# best jigsaw tables



## laurencewithau (Oct 10, 2011)

hello, I have samwe new toys, including a table saw, router and jigsaw. I inrtend to use them for DIY around the house, my current projects being the installation of balustrading and fitting of a parquet floor.I'm not totally inexpeienced, having once held a saw handed to me by a carpenter.I have a particular question about a jigsaw table advertised on the interent. It's a Bosch MT 300, but no specifications are given, and I can't find any information about it on the interent. I wonder whether any members are familiar with this model. Also, I would like to know what people think of jigsaw tables in general. Is it easy to clamp them to the underside of the table so that the blade is perpendicular to the table top? My jigsaw is a Bosch GST 150 BCE 240v.

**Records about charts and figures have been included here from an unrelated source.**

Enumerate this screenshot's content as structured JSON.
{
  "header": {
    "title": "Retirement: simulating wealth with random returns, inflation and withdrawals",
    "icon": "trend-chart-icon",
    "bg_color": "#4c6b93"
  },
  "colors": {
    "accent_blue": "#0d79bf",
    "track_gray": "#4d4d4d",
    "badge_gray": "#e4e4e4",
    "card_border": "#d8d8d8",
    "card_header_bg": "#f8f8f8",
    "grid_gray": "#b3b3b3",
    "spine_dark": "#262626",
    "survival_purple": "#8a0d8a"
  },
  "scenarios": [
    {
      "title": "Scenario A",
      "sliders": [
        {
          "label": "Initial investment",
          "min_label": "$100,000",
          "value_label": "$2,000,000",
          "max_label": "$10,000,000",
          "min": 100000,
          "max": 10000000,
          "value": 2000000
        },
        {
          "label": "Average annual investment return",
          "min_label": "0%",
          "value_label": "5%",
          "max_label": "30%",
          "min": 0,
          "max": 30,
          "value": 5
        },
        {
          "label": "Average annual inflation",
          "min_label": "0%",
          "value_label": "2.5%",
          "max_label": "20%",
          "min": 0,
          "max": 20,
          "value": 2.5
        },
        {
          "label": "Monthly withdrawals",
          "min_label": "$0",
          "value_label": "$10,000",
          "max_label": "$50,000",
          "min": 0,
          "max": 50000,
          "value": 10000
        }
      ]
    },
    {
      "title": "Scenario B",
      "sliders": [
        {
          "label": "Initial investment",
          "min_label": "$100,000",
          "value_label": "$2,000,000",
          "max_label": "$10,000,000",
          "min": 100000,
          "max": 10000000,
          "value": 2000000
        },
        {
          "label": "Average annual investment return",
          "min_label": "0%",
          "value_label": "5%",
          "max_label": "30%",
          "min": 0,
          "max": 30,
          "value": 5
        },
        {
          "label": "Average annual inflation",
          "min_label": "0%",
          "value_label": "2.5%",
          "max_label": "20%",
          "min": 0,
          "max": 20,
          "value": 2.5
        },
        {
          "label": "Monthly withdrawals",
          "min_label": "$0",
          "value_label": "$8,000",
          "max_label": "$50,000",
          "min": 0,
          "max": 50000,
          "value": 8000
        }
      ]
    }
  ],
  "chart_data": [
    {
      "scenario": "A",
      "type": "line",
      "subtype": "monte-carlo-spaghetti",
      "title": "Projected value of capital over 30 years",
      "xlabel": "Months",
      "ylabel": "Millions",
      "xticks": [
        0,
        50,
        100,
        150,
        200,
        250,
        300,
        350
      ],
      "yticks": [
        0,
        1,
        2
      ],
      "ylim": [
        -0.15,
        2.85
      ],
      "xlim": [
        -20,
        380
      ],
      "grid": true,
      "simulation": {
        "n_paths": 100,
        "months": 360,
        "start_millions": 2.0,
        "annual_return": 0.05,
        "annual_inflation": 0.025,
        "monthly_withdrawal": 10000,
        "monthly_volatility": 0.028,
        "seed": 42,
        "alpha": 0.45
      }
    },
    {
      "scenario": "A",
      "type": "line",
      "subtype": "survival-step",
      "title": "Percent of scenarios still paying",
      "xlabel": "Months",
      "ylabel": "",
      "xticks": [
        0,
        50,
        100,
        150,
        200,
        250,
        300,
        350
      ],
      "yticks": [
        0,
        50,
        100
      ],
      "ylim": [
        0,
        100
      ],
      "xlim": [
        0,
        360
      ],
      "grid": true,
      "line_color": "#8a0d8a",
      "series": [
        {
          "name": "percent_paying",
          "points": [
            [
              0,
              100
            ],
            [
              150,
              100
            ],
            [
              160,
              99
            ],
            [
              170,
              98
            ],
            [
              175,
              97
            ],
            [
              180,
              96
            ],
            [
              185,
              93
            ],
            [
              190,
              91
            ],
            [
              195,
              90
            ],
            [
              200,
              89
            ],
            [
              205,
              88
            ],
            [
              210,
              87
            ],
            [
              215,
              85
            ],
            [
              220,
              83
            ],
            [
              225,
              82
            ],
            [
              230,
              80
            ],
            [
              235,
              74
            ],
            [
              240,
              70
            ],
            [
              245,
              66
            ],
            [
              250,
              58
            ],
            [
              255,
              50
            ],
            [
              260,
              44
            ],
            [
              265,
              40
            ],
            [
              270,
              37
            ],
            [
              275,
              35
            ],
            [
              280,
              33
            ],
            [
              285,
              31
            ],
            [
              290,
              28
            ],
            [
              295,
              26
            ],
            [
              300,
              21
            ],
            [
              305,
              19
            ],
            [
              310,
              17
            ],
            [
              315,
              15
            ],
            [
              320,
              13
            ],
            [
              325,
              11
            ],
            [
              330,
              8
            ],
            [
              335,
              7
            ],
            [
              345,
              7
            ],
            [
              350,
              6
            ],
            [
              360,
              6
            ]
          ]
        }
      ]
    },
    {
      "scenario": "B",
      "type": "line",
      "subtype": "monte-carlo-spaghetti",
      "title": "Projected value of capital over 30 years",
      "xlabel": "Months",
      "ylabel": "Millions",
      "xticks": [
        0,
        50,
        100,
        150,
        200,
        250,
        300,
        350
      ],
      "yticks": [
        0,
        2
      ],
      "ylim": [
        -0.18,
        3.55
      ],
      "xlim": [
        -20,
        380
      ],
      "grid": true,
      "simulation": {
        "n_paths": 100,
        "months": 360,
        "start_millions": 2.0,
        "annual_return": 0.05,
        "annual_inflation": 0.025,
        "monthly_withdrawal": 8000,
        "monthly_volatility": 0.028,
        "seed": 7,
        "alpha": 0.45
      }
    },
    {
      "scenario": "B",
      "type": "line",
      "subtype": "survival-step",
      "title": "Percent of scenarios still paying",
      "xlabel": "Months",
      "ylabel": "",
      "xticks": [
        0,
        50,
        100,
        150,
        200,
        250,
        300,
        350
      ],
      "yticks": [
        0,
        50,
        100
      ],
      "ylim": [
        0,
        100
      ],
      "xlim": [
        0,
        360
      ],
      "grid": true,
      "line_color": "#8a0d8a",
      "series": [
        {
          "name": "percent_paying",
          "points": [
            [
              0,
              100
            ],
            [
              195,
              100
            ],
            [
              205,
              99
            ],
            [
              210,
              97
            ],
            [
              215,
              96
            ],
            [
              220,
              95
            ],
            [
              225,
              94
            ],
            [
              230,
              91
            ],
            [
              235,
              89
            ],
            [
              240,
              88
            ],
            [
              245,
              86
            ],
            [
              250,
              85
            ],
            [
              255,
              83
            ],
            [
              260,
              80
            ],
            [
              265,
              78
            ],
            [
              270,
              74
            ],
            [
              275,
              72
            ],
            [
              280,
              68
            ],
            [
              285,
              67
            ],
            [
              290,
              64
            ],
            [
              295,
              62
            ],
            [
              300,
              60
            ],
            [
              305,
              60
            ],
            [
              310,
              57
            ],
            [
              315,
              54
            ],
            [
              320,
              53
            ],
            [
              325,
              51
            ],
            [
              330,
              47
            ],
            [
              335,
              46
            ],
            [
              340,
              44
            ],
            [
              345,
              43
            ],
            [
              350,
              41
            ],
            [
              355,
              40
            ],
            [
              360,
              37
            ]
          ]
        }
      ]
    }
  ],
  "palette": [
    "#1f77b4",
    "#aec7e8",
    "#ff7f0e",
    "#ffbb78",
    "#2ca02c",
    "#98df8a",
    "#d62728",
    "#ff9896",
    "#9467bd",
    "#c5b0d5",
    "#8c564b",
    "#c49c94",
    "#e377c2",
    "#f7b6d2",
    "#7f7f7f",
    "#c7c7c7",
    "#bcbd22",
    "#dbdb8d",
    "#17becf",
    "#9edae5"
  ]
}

Thanks for your help,
laurencewithau


----------



## warreny (Jan 23, 2012)

Sorry i cant help you with that,warreny


----------



## bobj3 (Jan 17, 2006)

I want one 

Precision Jigsaw Table for every Jigsaw Bosch Black+Decker test www.neutechnik.com - YouTube


Plus video also
http://www.amazon.com/Rockwell-RK73...ref=sr_1_4?s=hi&ie=UTF8&qid=1327951029&sr=1-4

==


warreny said:


> Sorry i cant help you with that,warreny


----------



## CharleyL (Feb 28, 2009)

The blade guide is what makes these tables both work. Previously made jigsaw tables did not have the above the table blade guide and were terrible, with the results as seen in the Utube video of them making the cut without this upper guide. I have never used either of these jigsaw tables and have only recently seen the Rockwell version available here. I would like to know more about the other version that is shown in the first video. Who makes it? Where are they located?

Charley


----------



## bobj3 (Jan 17, 2006)

Over the pond in GERMANY

Videos - actro-plasts Jimdo-Page!

Home - actro-plasts Jimdo-Page!

Shipping - actro-plasts Jimdo-Page!

How to pay - actro-plasts Jimdo-Page!

Contact - actro-plasts Jimdo-Page!

pricing 
Products - actro-plasts Jimdo-Page!

129.95 euros = 171.2221 US dollars
10.95 euros = 14.4299 US dollars
32.95 euros = 43.5006 US dollars

The one from Amazon at 180.oo is looking good for me with free shipping..

==


CharleyL said:


> The blade guide is what makes these tables both work. Previously made jigsaw tables did not have the above the table blade guide and were terrible, with the results as seen in the Utube video of them making the cut without this upper guide. I have never used either of these jigsaw tables and have only recently seen the Rockwell version available here. I would like to know more about the other version that is shown in the first video. Who makes it? Where are they located?
> 
> Charley


----------



## Boaz (May 23, 2017)

*Neutechnik jigsaw table*

I have recently written a review on this jigsaw table, than can help you decide. It is available at my recycled carpentry webpage (search "tsaban recycled carpentry", under "Product reviews".


----------



## DesertRatTom (Jul 3, 2012)

Although I don't think I'm buying one of these, it is an interesting execution for someone with zero space, or just a garage in a condo. Thanks for posting this.


----------